Home, School, and Church as Partners in Religious and Moral Formation
The Catholic tradition views the school as working alongside the church to help parents educate their children. While parents are the primary providers of their children’s religious and moral formation, they do not undertake this significant work alone (Pontifical Council for Justice and Peace 2006). Among the most important responsibilities of educators at a Catholic school, then, is sustaining the relationship between the school and the community of faith to which it belongs.
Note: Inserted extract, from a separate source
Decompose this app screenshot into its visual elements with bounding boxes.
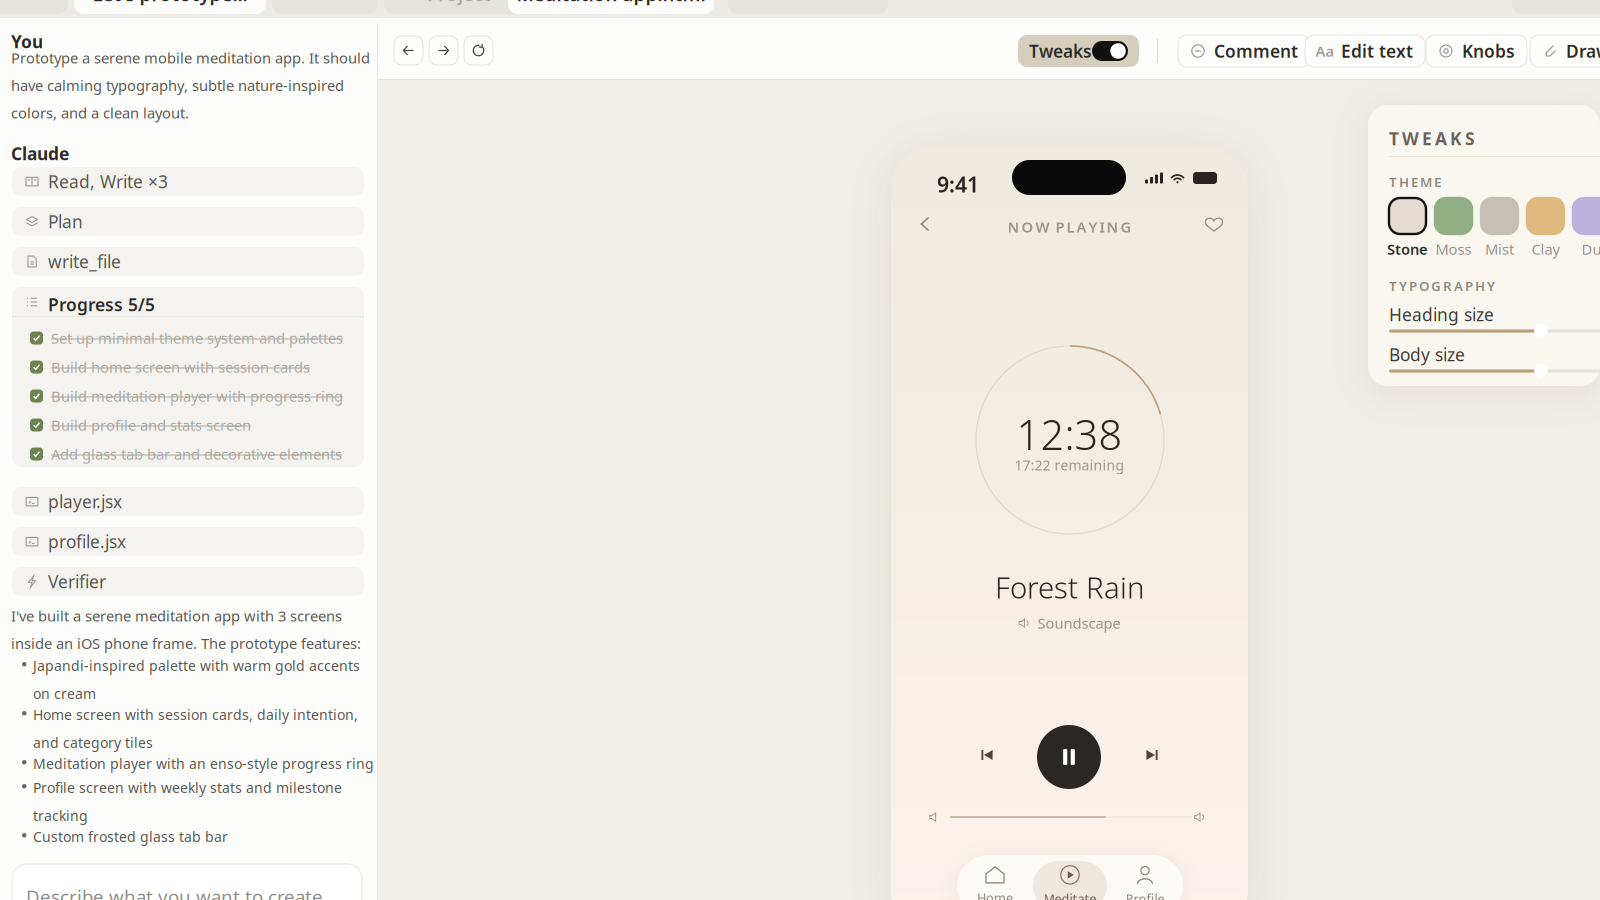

The document The Catholic School on the Threshold of the Third Millennium makes this point strongly: Christian schools do not provide faith-based learning to students in isolation but partner in this task with other members of the wider faith community. “The complexity of the modern world makes it all the more necessary to increase awareness of the ecclesial identity of the Catholic school. . . . [This] is written in the very heart of its identity as a teaching institution. It is a true and proper ecclesial entity by reason of its educational activity, ‘in which faith, culture and life are brought into harmony.’ Thus it must be strongly emphasized that this ecclesial dimension is not a mere adjunct, but is a proper and specific attribute, a distinctive characteristic which penetrates and informs every moment of its educational activity, a fundamental part of its very identity and the focus of its mission. The fostering of this dimension should be the aim of all those who make up the educating community” (Congregation for Catholic Education 1997).